Une nation se glorifie facilement de ses réussites, de ses faits d’armes utilisant le « récit national » pour se souder sur des faits emblématiques réels ou imaginaires. Elle a beaucoup plus de difficultés à regarder en face ses erreurs, ses crimes. Ainsi peut on dire qu’il aura fallu quatre vingts ans pour que puisse être publié ce livre remarquable de Laurent Joly, le temps nécessaire à accepter cette tache de notre histoire collective, et celui dû à la recherche historique, à l’accès au maximum de sources et documents. En 1978 L’histoire de France en Bande Dessinée évoquait encore « 13 000 personnes(…) arrêtées par la Gestapo ». Treize mille personnes arrêtées, le chiffre était exact puisque le 17 juillet, 12 884 victimes, pour la plupart juifs polonais, étaient recensées dans les lieux d’examen après leur arrestation et réparties entre le Vel d’Hiv et Drancy, avant d’être transférées par convois ferroviaires à Auschwitz pour être gazées. Par contre le deuxième terme de la phrase « arrêtées par la Gestapo » est un mensonge éhonté que même les contemporains de la Rafle n’auraient jamais osé avancer. Là est une des caractéristiques françaises de cette opération unique en Europe de rafle de la population juive: les opérations du 16 et 17 juillet 1942 furent totalement et exclusivement réalisées par l‘administration française, et notamment par la police française avec des moyens logistiques français. Ce déni national n’est plus possible aujourd’hui et Laurent Joly consultant des archives connues mais aussi de nombreuses inédites reprend dans son ouvrage la terrible chronologie d’une traque de la population juive qui est commune à tous les états soumis au régime nazi venant d’instaurer la « Solution Finale », mais qui présentera dans notre pays les tristes particularités d’être menée exclusivement par le régime collaborationniste sans participation de l’occupant, d’amener à la mort plus de 4000 enfants français entre deux et quinze ans et d’atteindre un chiffre inégalé de personnes raflées.

Les chiffres, les statistiques sont essentiels pour expliquer par exemple la diversité de la « réussite » des interventions domiciliaires ou leur échec en fonction des commissaires en place, de la présence massive ou non de « renforts », de l’heure des interventions. De même les documents administratifs, les notes de service interne démontrent combien le gouvernement de Vichy, ses zélés hauts fonctionnaires, le portrait et les actions de René Bousquet sont terrifiants, est allé au delà des demandes allemandes dans une sorte de volonté d’autonomie et de combinaison d’ego et de jeu politique. N’évoquant jamais le droit international qui aurait justifié leur inaction, ces gouvernants, des policiers parfois antisémites, souvent disciplinés ont fait ce qu’aucun pays étranger ne fit.

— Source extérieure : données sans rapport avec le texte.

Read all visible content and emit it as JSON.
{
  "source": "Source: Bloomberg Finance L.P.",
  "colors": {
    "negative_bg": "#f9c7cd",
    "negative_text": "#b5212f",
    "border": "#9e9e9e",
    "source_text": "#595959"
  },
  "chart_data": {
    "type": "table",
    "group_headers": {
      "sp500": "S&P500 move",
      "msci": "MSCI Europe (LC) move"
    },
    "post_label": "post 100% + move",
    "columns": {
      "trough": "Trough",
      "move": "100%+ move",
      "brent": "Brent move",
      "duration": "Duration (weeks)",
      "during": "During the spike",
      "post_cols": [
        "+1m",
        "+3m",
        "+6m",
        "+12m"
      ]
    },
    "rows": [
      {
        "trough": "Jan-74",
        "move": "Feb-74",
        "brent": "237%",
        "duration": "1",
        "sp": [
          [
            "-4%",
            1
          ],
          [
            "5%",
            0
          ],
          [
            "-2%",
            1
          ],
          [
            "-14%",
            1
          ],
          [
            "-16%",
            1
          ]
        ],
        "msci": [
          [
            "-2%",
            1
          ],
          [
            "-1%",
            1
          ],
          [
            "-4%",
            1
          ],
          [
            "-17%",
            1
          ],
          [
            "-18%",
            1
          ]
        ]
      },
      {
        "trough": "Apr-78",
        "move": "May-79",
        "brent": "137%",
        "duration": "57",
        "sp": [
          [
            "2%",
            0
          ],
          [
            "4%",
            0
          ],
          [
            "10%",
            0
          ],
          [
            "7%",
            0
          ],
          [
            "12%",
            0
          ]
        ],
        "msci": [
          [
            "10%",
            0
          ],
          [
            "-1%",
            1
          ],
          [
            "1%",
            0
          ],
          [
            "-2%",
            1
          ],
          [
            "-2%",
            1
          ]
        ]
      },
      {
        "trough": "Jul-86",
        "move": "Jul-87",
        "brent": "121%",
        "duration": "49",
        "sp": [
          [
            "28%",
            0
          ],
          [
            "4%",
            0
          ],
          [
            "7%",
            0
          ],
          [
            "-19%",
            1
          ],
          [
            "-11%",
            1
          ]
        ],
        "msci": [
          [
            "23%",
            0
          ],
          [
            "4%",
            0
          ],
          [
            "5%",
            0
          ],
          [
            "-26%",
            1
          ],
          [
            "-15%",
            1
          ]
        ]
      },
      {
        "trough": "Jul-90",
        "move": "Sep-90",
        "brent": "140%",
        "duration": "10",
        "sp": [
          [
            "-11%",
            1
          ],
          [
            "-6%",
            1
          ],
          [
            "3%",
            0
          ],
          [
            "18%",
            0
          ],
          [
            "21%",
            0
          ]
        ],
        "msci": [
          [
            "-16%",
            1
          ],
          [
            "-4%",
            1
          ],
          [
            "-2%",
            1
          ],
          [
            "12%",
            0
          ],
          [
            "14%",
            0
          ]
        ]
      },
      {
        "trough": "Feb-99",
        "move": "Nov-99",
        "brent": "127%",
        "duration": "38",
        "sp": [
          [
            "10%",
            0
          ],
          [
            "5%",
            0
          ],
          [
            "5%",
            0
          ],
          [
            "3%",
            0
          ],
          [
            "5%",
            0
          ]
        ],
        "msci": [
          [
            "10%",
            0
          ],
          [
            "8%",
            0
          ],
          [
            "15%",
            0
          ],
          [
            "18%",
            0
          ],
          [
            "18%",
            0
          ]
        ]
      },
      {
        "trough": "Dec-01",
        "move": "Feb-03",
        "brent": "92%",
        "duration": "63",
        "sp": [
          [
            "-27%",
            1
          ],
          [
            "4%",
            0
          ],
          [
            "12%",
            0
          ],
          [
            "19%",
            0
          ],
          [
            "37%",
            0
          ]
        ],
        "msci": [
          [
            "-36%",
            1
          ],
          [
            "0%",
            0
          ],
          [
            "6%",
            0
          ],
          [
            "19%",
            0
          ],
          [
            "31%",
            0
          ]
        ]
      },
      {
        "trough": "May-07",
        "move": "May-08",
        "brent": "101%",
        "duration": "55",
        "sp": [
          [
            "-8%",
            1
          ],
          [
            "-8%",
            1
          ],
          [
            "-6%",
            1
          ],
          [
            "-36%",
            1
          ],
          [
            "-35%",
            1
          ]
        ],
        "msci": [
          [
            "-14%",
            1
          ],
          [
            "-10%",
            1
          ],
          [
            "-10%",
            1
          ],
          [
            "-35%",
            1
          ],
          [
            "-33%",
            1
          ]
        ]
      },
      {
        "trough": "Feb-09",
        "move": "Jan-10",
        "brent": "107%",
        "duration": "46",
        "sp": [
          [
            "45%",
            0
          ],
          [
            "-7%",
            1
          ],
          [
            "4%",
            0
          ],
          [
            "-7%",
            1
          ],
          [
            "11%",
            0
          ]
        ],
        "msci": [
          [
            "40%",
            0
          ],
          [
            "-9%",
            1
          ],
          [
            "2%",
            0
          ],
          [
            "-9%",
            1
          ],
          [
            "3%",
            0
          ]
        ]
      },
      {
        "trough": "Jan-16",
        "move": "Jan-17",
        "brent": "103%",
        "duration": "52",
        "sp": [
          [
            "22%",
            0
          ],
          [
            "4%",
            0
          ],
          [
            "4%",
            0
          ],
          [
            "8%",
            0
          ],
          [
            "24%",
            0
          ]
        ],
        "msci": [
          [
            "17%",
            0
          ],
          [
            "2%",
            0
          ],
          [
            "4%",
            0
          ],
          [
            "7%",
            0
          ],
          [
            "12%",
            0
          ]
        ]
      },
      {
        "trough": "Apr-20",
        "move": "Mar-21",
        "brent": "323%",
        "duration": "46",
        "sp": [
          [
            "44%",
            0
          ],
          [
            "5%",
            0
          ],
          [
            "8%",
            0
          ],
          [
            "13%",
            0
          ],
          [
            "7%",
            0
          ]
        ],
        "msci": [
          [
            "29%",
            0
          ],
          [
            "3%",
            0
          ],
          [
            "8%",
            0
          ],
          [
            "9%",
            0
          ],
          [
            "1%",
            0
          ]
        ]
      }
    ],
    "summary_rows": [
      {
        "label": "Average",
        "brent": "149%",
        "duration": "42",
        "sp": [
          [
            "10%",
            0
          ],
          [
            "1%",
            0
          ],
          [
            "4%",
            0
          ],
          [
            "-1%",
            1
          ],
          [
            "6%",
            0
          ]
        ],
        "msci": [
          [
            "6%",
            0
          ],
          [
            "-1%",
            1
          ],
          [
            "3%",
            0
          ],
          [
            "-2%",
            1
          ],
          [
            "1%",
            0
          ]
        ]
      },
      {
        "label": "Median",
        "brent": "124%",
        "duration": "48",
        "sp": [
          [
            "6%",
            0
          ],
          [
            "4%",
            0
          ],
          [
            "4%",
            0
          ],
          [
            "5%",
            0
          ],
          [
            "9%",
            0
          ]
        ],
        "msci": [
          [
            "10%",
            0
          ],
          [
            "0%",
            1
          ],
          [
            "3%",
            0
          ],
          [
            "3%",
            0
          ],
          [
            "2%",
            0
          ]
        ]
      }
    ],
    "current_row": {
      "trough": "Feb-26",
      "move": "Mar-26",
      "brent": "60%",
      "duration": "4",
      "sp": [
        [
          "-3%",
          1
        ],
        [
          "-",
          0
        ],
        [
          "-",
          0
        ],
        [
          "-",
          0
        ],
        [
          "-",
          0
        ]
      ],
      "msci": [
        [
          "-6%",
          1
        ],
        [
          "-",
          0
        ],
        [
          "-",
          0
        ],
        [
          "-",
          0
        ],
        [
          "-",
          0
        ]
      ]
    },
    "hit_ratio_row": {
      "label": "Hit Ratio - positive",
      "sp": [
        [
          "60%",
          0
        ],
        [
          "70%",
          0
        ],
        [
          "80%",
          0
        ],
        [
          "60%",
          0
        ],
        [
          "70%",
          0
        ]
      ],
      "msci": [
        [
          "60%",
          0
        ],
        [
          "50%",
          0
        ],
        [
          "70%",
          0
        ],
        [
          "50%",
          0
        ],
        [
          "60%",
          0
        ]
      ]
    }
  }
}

Aucune culpabilisation ou flagellation nationale cependant et sont évoqués aussi les fonctionnaires, qui ferment les yeux, ceux qui attendent patiemment devant la porte avant de s’en aller, ceux qui colporteront volontairement et de manière très efficace les jours précédents la rumeur de l’opération, mais aussi des concierges qui protègent des familles entières. Laurent Joly tord même le cou au fantasme d’une France délatrice, accusant et dénonçant par des milliers de lettres anonymes son voisin. Au delà des comportements individuels difficilement quantifiables et raisonnables c’est le mécanisme étatique qui est mis en exergue de manière implacable.

A ces faits intangibles, incontestables l’historien apporte une vision supplémentaire essentielle: il fait de l’ « Histoire » une histoire incarnée et notamment celle des victimes. Derrière les chiffres, ce sont des visages, des vies qui disparaissent. Les témoignages sont nombreux comme celui de Georges Wellers qui décrit la déportation à 5 heures du matin des enfants à peine réveillés: « (…) on appelait les gendarmes qui descendaient sur leurs bras les enfants hurlant de terreur ». Dans le souci de faire du nombre ce sont à côté de milliers d’étrangers « qui ne faisaient de tort à personne, des centaines de français d’adoption, modestes brocanteurs, employés aux écritures, secrétaires, boulangers-patissiers, étudiants » qui furent les victimes d’un régime soucieux de plaire à l’occupant par antisémitisme souvent, par inhumanité toujours.